Snow, Rain and More Americana on Route 66 in New Mexico and Arizona – This and That
When I was in Santa Fe, New Mexico, it actually snowed. But not like back home with big flakes. These were small round balls: almost like hail, but not hail.
On Sunday, the south is closed.
I think I’m the only person who drives through the desert and has it rain. Seriously, every time I get in my car…rain!
I saw my first New York license plate in Santa Fe…seven days into the trip.
Sometimes I have to force myself to take the interstate instead of driving Route 66 in order to make up time I have lost stopping for every sign and gas station along the way.
I actually saw a tumbleweed blow across the highway in front of me in Texas.
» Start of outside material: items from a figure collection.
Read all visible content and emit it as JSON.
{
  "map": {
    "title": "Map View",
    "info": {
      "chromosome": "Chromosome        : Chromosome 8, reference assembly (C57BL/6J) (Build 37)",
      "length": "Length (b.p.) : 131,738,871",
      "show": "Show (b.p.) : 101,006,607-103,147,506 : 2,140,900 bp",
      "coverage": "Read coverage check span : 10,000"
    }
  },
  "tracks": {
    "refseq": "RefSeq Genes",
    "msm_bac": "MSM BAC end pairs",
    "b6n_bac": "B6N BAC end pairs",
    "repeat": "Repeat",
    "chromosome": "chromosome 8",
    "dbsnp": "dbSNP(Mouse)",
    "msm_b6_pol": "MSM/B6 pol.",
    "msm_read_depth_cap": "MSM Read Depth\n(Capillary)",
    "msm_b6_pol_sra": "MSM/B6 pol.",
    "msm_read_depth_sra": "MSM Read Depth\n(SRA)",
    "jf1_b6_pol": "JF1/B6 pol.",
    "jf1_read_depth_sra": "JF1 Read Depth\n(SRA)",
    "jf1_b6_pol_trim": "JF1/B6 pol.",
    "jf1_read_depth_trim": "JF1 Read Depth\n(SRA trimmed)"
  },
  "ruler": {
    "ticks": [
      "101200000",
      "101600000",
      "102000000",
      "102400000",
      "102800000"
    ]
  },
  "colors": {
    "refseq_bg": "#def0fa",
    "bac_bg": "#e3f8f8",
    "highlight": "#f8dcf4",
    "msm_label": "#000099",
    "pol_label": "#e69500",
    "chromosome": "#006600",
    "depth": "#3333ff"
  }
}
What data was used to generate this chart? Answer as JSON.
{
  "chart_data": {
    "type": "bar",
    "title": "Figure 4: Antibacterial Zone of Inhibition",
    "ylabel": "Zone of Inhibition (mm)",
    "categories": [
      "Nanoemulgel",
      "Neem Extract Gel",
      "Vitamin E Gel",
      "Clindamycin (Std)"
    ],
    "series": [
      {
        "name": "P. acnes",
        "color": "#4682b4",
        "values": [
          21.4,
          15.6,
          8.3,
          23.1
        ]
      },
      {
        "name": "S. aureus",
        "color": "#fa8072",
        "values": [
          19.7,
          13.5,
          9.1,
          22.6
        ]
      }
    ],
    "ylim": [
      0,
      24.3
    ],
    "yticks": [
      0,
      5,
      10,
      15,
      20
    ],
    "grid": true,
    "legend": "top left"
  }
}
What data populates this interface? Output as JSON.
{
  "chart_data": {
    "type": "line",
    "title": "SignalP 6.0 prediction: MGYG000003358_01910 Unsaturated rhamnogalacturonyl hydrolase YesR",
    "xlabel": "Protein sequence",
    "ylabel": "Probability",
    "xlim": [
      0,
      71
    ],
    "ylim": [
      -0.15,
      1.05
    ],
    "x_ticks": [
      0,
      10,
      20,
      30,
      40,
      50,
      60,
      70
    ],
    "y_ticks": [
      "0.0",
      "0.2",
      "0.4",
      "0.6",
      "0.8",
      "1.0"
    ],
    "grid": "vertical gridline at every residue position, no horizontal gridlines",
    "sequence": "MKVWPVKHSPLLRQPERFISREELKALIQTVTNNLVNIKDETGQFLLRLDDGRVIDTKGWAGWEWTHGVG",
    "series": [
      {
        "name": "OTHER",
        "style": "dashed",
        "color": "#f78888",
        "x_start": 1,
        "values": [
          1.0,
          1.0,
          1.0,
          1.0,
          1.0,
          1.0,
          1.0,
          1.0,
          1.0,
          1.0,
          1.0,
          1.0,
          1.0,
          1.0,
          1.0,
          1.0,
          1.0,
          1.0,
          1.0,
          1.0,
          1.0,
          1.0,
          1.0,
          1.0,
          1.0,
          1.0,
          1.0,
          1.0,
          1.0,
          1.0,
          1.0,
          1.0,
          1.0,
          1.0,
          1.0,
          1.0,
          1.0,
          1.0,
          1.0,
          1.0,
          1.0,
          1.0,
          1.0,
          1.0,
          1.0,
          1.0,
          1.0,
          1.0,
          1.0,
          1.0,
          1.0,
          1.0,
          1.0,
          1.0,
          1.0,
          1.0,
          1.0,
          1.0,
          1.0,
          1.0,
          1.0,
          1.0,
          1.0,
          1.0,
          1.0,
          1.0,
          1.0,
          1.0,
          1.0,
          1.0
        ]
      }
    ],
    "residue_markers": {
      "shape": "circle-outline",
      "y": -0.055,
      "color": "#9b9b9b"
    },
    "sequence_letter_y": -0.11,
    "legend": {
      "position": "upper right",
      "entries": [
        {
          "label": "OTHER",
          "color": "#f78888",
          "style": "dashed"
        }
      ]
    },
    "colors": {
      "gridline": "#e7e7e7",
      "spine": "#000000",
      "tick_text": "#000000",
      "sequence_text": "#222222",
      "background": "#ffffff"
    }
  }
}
I also saw a few more in New Mexico.
During some of my many hours alone I tried to figure out why I love the whole Route 66 experience and the signs and the whole thing so much. The best I could come up with is because of how much I loved Back to the Future as a kid. I was always fascinated by the 50s as shown in Hill Valley and I must know every word of that movie by heart.
After seeing signs that hitchhikers might be escaped convicts in multiple states, I finally saw prisoners on the side of the road. Only they weren’t hitchhiking…they were cleaning the highway.
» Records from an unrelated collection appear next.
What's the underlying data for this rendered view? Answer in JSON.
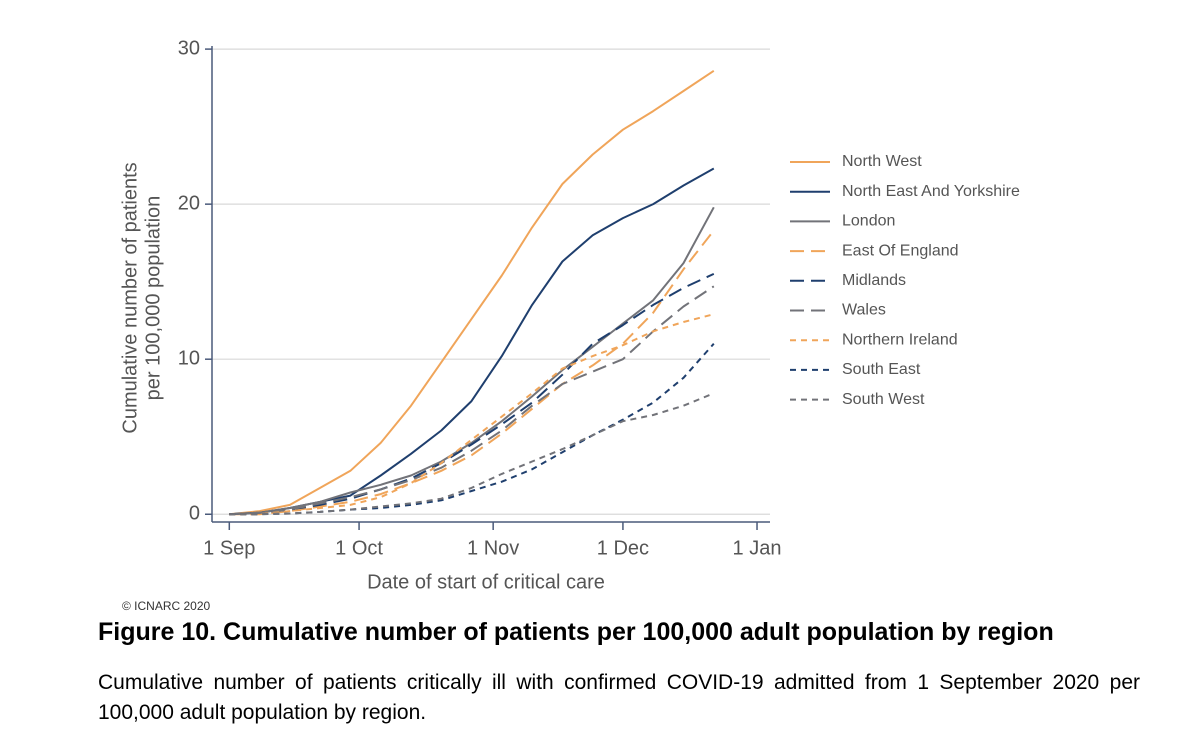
{
  "chart_data": {
    "type": "line",
    "y_label": [
      "Cumulative number of patients",
      "per 100,000 population"
    ],
    "x_label": "Date of start of critical care",
    "x": [
      0,
      7,
      14,
      21,
      28,
      35,
      42,
      49,
      56,
      63,
      70,
      77,
      84,
      91,
      98,
      105,
      112
    ],
    "xlim": [
      -4,
      125
    ],
    "xticks": [
      {
        "value": 0,
        "label": "1 Sep"
      },
      {
        "value": 30,
        "label": "1 Oct"
      },
      {
        "value": 61,
        "label": "1 Nov"
      },
      {
        "value": 91,
        "label": "1 Dec"
      },
      {
        "value": 122,
        "label": "1 Jan"
      }
    ],
    "ylim": [
      -0.5,
      30.2
    ],
    "yticks": [
      0,
      10,
      20,
      30
    ],
    "grid": true,
    "legend": "right",
    "series": [
      {
        "name": "North West",
        "color": "#f0a55a",
        "dash": "solid",
        "values": [
          0,
          0.2,
          0.6,
          1.7,
          2.8,
          4.6,
          7.0,
          9.8,
          12.6,
          15.4,
          18.5,
          21.3,
          23.2,
          24.8,
          26.0,
          27.3,
          28.6
        ]
      },
      {
        "name": "North East And Yorkshire",
        "color": "#1f3f6e",
        "dash": "solid",
        "values": [
          0,
          0.1,
          0.4,
          0.8,
          1.2,
          2.5,
          3.9,
          5.4,
          7.3,
          10.2,
          13.5,
          16.3,
          18.0,
          19.1,
          20.0,
          21.2,
          22.3
        ]
      },
      {
        "name": "London",
        "color": "#727379",
        "dash": "solid",
        "values": [
          0,
          0.1,
          0.4,
          0.8,
          1.4,
          1.9,
          2.5,
          3.4,
          4.6,
          6.0,
          7.6,
          9.3,
          10.8,
          12.3,
          13.8,
          16.2,
          19.8
        ]
      },
      {
        "name": "East Of England",
        "color": "#f0a55a",
        "dash": "long",
        "values": [
          0,
          0,
          0.2,
          0.5,
          0.8,
          1.3,
          2.0,
          2.8,
          3.8,
          5.2,
          6.8,
          8.4,
          9.6,
          11.0,
          13.0,
          15.8,
          18.3
        ]
      },
      {
        "name": "Midlands",
        "color": "#1f3f6e",
        "dash": "long",
        "values": [
          0,
          0.1,
          0.3,
          0.6,
          1.0,
          1.6,
          2.3,
          3.3,
          4.5,
          5.8,
          7.2,
          9.0,
          11.0,
          12.2,
          13.5,
          14.6,
          15.5
        ]
      },
      {
        "name": "Wales",
        "color": "#727379",
        "dash": "long",
        "values": [
          0,
          0.1,
          0.3,
          0.7,
          1.1,
          1.6,
          2.2,
          3.0,
          4.1,
          5.4,
          7.0,
          8.4,
          9.2,
          10.0,
          11.8,
          13.4,
          14.7
        ]
      },
      {
        "name": "Northern Ireland",
        "color": "#f0a55a",
        "dash": "short",
        "values": [
          0,
          0,
          0.2,
          0.4,
          0.6,
          1.1,
          2.0,
          3.3,
          4.8,
          6.3,
          7.8,
          9.4,
          10.2,
          10.9,
          11.8,
          12.4,
          12.9
        ]
      },
      {
        "name": "South East",
        "color": "#1f3f6e",
        "dash": "short",
        "values": [
          0,
          0,
          0.05,
          0.15,
          0.3,
          0.4,
          0.6,
          0.9,
          1.5,
          2.1,
          2.9,
          4.0,
          5.1,
          6.1,
          7.2,
          8.8,
          11.0
        ]
      },
      {
        "name": "South West",
        "color": "#727379",
        "dash": "short",
        "values": [
          0,
          0,
          0.05,
          0.15,
          0.3,
          0.5,
          0.7,
          1.0,
          1.7,
          2.6,
          3.4,
          4.2,
          5.1,
          6.0,
          6.4,
          7.0,
          7.8
        ]
      }
    ]
  },
  "copyright": "© ICNARC 2020",
  "figure": {
    "title": "Figure 10. Cumulative number of patients per 100,000 adult population by region",
    "caption": "Cumulative number of patients critically ill with confirmed COVID-19 admitted from 1 September 2020 per 100,000 adult population by region."
  }
}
There are random 10 mile segments of the interstate that are called Safety Corridors where you have to drive with your headlights on and speeding fines are doubled. I have no idea why.
The politically correct term may be Native American, but all over the place I see signs advertising the Indian this and the Indian that. And these businesses are RUN by Indians/Native Americans…you choose which one I use here.
Sometimes there is a sign for Route 66 on the interstate but when I get off to check it out it’s literally just a few feet of original road that had some special significance. Then it’s back onto the interstate that same exit.
It’s not good for the future of my lead foot that after being legally allowed to go 75 it now feels like I’m crawling at 80.
In Western New Mexico, there is an Indian-owned handicrafts store every exit…or so it seems.
I crossed the Rio Grande.
My cell phone ring is Lime in the Coconut and when the song randomly came on my iPod I had a knee-jerk reaction even before the thought that someone was calling me popped into my mind.
Signs on the side of the road talking about road work say, “project funded by the American Reinvestment and Recovery Act.” Your stimulus dollars at work.
New Yorkers find each other. While at the Petrified Forest National Park I met a man from Brooklyn at the first scenic overlook. Of course, I then ran into him at every subsequent one and had to make small talk over and over again.
Arizona is the only state that does not say the state’s name on the Route 66 markers. It just says, “Historic Route 66,” as opposed to “Historic STATE Route 66.”
I got to fill up my gas tank at an old-school service station with the gas pump that counts gallons and price with rotating plastic pieces instead of on a digital screen. The lever you usually lift to start pumping was on the side and had to be rotated down over an opening to get the gas to start flowing.
I’ve got it easy traveling Route 66. Before the mid-90s, there were no National Historic Route 66 signs pointing the way across the country. And there was certainly no Internet to guide the way.
I drove through a dust storm. It’s like driving through very windy fog that pelts your windshield while tumbleweeds blow.
I didn’t stop because it was on the other side of the road, but I saw the World’s Largest Map of Route 66 on the other side of the road near Meteor Crater, Arizona.
My car hit a tumbleweed head on. It bounced off my windshield and flew behind me, but I wonder…could a big enough one damage the car?
I guess part of the reason that the high desert is so cold is because it has an elevation of 6,000 feet.
Is it really asking so much to have beautiful blue skies every day? I swear, it’s been 90% cloudy this whole drive.
Along a long stretch of original 66 north in Arizona, Burma Shave signs still line the road. Appearing in sets of five signs, they tell little rhymes and end with an ad for Burma Shave. One example is “It would be fun. To go by air. If we could put. These signs up there. Burma Shave.” Another is, “If daisies are. Your favorite flower. Keep pushing up. That mile per hour. Burma Shave.”